Primavera

Ele pegou o violão e começou a tocar. Estávamos a sós e eu comecei a cantar com vontade, sem pudor. Foi quando eu percebi que, entre uma canção e outra, entre as nossas trocas de olhares e sorrisos, não era só o meu peito que se preenchia para soltar a voz; me dei conta de que o meu coração também se abria para um novo alguém.  Eh bichinha... lá vamos nós outra vez!

O receio é natural depois de tantos traumas e desventuras, mas dessa vez era tudo tão natural e fluido. Senti que não precisávamos fazer jogos, forçar respostas, tampouco era o que intencionávamos.

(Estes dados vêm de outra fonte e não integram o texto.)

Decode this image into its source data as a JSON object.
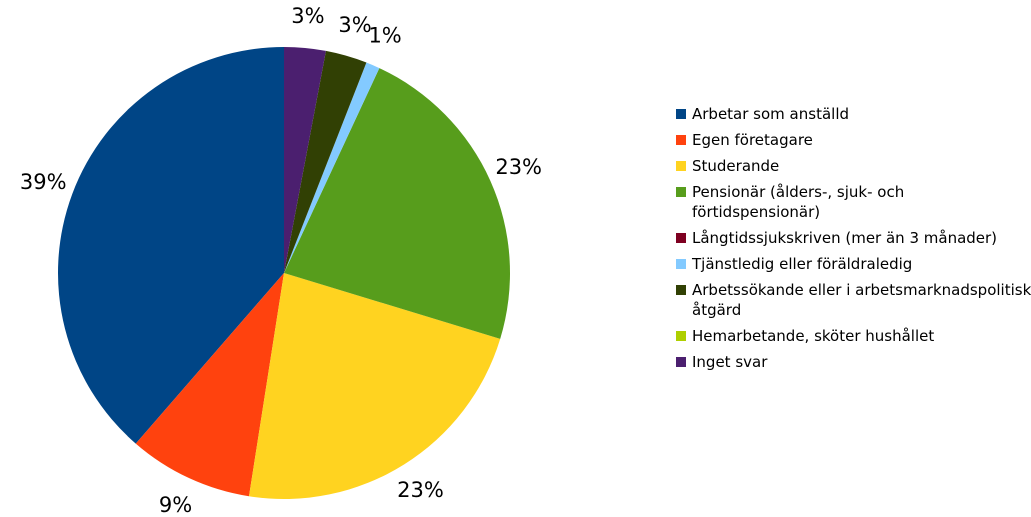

Nossas conversas passeavam por vários temas e o assunto parecia não se esgotar! Um dia, sem que eu esperasse, me peguei escutando sobre o seu trauma a respeito da separação dos seus pais na infância. Ele se abria de forma tão ingênua que eu também me senti à vontade para falar das minhas sombras, a começar pelas minhas torturantes sessões de bullying no ensino médio. Mas não era nada triste, longe disso! Falávamos com leveza, com um certo ar de chacota, com cumplicidade e um pouco de alívio porque, por graça, superamos essas malditas fases! E nessas sessões de cura, de carinho, de autoconhecimento e de conhecimento do outro, horas se passavam sem que ao menos percebêssemos.

O medo também havia e era constante. A cada novo passo na intimidade do outro era um frio na barriga e a insegurança de estar indo fundo demais, rápido demais.  Afinal, eu não estou acostumada com o 'dar certo', com a reciprocidade de um abraço e a demonstração crua das minhas fraquezas. Creio que ele também sentia o mesmo, mas, ao contrário de mim, parecia bem mais preparado para se doar e se entregar àquilo que estava sendo vivido. Sem uma explicação racional e, por puro instinto, só senti que eu poderia segurar a sua mão e trilhar esse novo caminho. E fui...

Sinto a sua cabeça em meu colo, e me pego totalmente entretida com meus dedos em seus cabelos. Brinco que se ele adiar o cabeleireiro mais uma semana eu vou passar a chamá-lo de Tarzan. Ele me retruca dizendo que deveríamos tomar vergonha na cara e se levantar logo para ir ao supermercado.  É sobre isso, minha gente, sempre foi!

Por que você demorou tanto?

Mas o destino não dá respostas, ele só acontece.  E que bom que a gente aconteceu!

_Fica comigo, meu gostoso?

_Fica comigo, minha gostosa?

E assim nos demoramos mais uma hora até finalmente viver a vida lá fora. Não temos pressa, o nosso universo também acontece aqui e merece ser desfrutado intensamente, des-pa-cio.